I guess that as time goes on, we leave parts of ourselves behind.
Sometimes it’s like a limb being hacked off;
splintered, torn, and bloody,
and other times it’s a slow melt,
a fire that is impossible to quench…
and rarely, it’s an easing, world-shattering relief
which snuffs out the pain of memory.
I’m all chopped into pieces.
I’m left in Amherst, in Wichita, and in Bloomington.
I left behind the child who loved to play in the roadside gutters when it rained,
who loved the smell of sunburnt tomatoes and fresh dill,
and who still knew how to balance her world upon her confident shoulders.

We get used to it.
Every cut and slash hurts less,
and the parts are regrown, in a way…
But it’s never the same.
Regrown like cells in a lab,
patched together like a tattered childhood quilt,
a shattered piece of china that was carefully,
too precisely, taped and glued back together.
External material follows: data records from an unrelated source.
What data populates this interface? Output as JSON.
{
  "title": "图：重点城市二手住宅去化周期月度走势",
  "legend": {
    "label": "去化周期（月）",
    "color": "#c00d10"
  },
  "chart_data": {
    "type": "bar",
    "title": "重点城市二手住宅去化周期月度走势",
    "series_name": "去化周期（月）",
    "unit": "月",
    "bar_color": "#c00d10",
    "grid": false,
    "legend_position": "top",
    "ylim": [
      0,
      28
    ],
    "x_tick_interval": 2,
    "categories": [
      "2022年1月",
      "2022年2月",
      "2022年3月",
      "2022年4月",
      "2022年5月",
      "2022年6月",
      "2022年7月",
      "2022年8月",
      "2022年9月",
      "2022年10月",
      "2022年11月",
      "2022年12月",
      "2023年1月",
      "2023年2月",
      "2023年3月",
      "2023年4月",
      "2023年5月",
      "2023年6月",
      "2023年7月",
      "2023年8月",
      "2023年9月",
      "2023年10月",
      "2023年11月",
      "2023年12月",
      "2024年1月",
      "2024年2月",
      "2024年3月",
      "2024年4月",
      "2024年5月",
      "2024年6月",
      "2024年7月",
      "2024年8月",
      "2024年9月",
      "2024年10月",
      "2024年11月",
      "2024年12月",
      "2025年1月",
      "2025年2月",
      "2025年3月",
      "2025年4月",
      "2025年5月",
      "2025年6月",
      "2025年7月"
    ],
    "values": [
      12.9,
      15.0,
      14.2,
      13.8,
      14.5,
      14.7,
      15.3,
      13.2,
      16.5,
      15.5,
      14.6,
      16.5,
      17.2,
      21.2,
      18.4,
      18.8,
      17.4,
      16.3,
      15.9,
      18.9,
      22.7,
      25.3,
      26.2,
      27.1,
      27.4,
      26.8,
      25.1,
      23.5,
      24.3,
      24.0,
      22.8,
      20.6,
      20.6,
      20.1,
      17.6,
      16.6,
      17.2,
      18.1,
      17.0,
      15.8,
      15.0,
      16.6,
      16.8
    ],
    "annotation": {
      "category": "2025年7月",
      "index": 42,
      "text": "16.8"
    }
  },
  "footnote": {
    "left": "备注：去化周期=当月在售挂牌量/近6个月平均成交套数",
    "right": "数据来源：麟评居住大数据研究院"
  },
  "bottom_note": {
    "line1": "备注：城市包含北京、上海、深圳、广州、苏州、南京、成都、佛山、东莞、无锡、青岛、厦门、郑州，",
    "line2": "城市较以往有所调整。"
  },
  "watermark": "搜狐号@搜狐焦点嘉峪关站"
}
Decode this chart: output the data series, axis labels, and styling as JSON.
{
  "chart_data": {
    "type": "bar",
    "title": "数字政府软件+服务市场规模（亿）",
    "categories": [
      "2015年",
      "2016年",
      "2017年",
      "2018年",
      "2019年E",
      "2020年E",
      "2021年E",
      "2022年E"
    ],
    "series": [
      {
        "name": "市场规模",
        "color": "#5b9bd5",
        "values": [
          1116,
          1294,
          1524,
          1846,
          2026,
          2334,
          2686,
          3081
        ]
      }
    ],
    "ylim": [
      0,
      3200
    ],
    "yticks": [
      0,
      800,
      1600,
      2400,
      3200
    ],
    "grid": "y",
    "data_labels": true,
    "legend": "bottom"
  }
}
I suppose that’s what defines us.
Pieces, sections, projections of what was once whole.
Presenting our eager eyes,
so bright and alight,
to the world,
whose face has also been too tarnished to notice.

But that’s okay.
Because it’s the beauty and humor and difference
that comes out of broken
which makes us whole again,
steady in the chokehold of the world.